Getting data from Twitter means rtweet:2

library(tidyverse)

following <- rtweet::get_friends("daranzolin")
following <- rtweet::lookup_users(following$user_id)
following %>% 
  select(user_id, screen_name, name, description) %>% 
  mutate(follow_order = rev(row_number())) %>% 
  mutate(follow_order_group = ceiling(follow_order / 50)) -> followed_accts

The follow_order column is the chronological order I followed the accounts. Where ‘follow_order = 1’, that is the first account I ever followed, and where ‘follow_order = 717’ is the more recent account I’ve followed.3 I created the follow_order_group variable to bin the accounts into roughly 15 groups (geom_dotplot and geom_area were not cooperating with ‘binwidth = 1’).
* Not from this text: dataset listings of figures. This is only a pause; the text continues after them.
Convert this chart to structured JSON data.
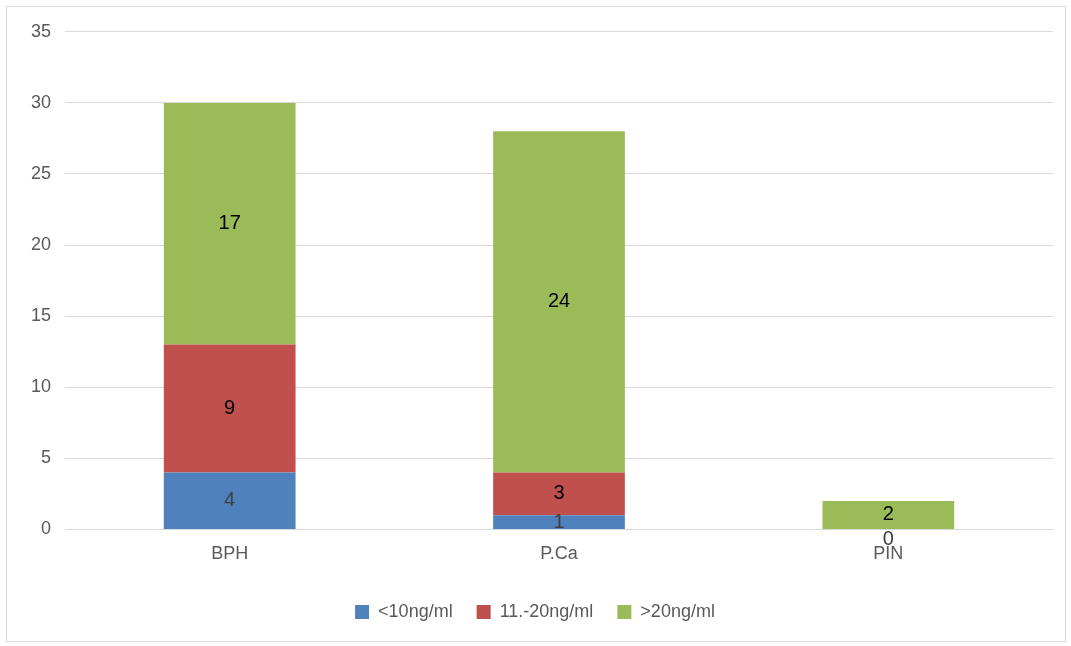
{
  "chart_data": {
    "type": "bar",
    "stacked": true,
    "categories": [
      "BPH",
      "P.Ca",
      "PIN"
    ],
    "series": [
      {
        "name": "<10ng/ml",
        "color": "#4f81bd",
        "values": [
          4,
          1,
          0
        ],
        "value_labels": [
          "4",
          "1",
          "0"
        ]
      },
      {
        "name": "11.-20ng/ml",
        "color": "#c0504d",
        "values": [
          9,
          3,
          0
        ],
        "value_labels": [
          "9",
          "3",
          null
        ]
      },
      {
        "name": ">20ng/ml",
        "color": "#9bbb59",
        "values": [
          17,
          24,
          2
        ],
        "value_labels": [
          "17",
          "24",
          "2"
        ]
      }
    ],
    "ylim": [
      0,
      35
    ],
    "yticks": [
      0,
      5,
      10,
      15,
      20,
      25,
      30,
      35
    ],
    "grid": "y",
    "legend": "bottom"
  }
}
Cateogorizing the descriptions is a slippery affair. My crude method was to assign terms to each category and sum the frequency of each term within a description. If there are more ‘R terms’ than ‘sports terms’ within a description, then that profile gets labeled ‘R’. One problem is that there is tons of overlap between R, JS,and GIS users. A second is that the most common words such as ‘software’, ‘dataviz’, ‘science’ and ‘programmer’ resist labels. I tried to do my best with the key words below:

js_terms <- "js|javascript|react|d3|software"
r_terms <- "rstats|data|analy|statistics"
gis_terms <- "esri|cartography|geog|map|satellite|spatial|qgis|imagery"
sports_terms <- "sports|bball|basketball|hoop|nba|ball|athlete|player"
politics_terms <- "news|politic|current|events|journalist|investigative|activist|campaign"
religion_terms <- "religion|theolog|church|philosophy|christian|greek|testament|seminary|press|publishing"

The categorization code:

sg <- function(x, term) sum(grepl(term, x, ignore.case = TRUE))
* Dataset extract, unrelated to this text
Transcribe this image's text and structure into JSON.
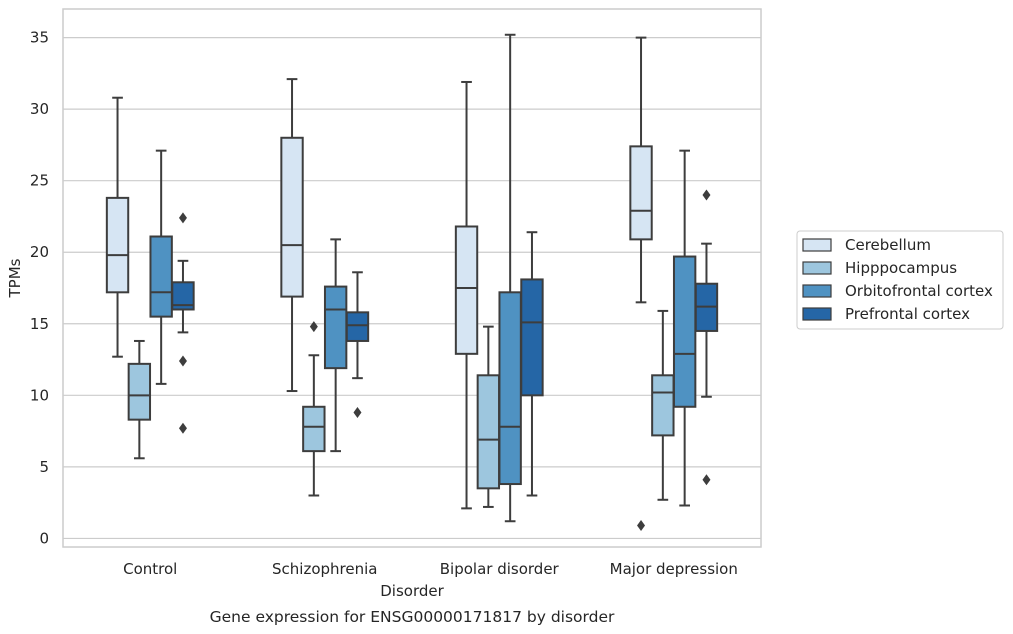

followed_accts$category <- map_chr(followed_accts$description, function(x) {
  words <- strsplit(x, " ")[[1]]
  v <- tibble(
    JavaScript = sg(words, js_terms),
    R = sg(words, r_terms),
    GIS = sg(words, gis_terms),
    Religion = sg(words, religion_terms),
    Politics = sg(words, politics_terms),
    Sports = sg(words, sports_terms)
   ) %>% 
  gather(g, value) %>%
  top_n(1) %>%
  pull(g)
  if (length(v) == 6) return("Unknown")
  else if (length(v) > 1) return(v[1])
  else return(v)
}) 

The visualization code:

followed_accts %>% 
  mutate(category = factor(category, levels = c("Sports", "Religion", "Politics", "R", "JavaScript", "GIS"))) %>% 
  filter(category != "Unknown") %>% 
  count(follow_order_group, category) %>% 
  add_row(follow_order_group = c(2,3), category = "JavaScript", n = 0) %>% 
  add_row(follow_order_group = c(1,2,3), category = "R", n = 0) %>% 
  add_row(follow_order_group = c(1,3,4,6,7,9,11), category = "GIS", n = 0) %>%
  add_row(follow_order_group = c(5,7,8, 11, 12, 15), category = "Religion", n = 0) %>%
  add_row(follow_order_group = c(8,15), category = "Politics", n = 0) %>%
  add_row(follow_order_group = 15, category = "Sports", n = 0) %>% 
  ggplot(aes(x = follow_order_group, y = n, fill = category)) +
  geom_area(position = "fill") +
  geom_vline(xintercept = c(3,11), linetype = "dashed") +
  annotate("text", x = 2, y = 0.5, label = "Grad \nSchool") +
  annotate("text", x = 5, y = 0.3, label = "#rstats") +
  annotate("text", x = 7.5, y = 0.10, label = "#d3js") +
  annotate("text", x = 13.5, y = 0.05, label = "#GIStribe") +
  annotate("text", x = 12, y = 0.80, label = "#resist") +
  labs(x = "",
       title = "A Brief History of Twitter",
       subtitle = "Tracking Interests through Accounts Followed, 2009-2018",
       fill = "") +
  scale_y_continuous(NULL, breaks = NULL) +
  scale_x_continuous(breaks = 1:15, labels = c("August 2009", rep("", 13), "October 2018")) +
  scale_fill_brewer(palette = "Pastel2") +
  theme(panel.grid.major = element_blank(), 
        panel.grid.minor = element_blank(),
        panel.background = element_blank(),
        legend.position = "top")

twitter-area2

I think it checks out! The small uptick in news/politics accounts probably coincides with the 2016 election, my timeline is still dominated by #rstats, and there is a visible emergence of GIS accounts. I wonder what Phase 4 will be…

  1. I’ve always been interested in journalism and politics, but the 2016 election introduced me to many new writers and thinkers. 

  2. I will be using ‘right assignment’ -> within pipes to spice things up. 

  3. The first account is my sister–shouts to Larissa.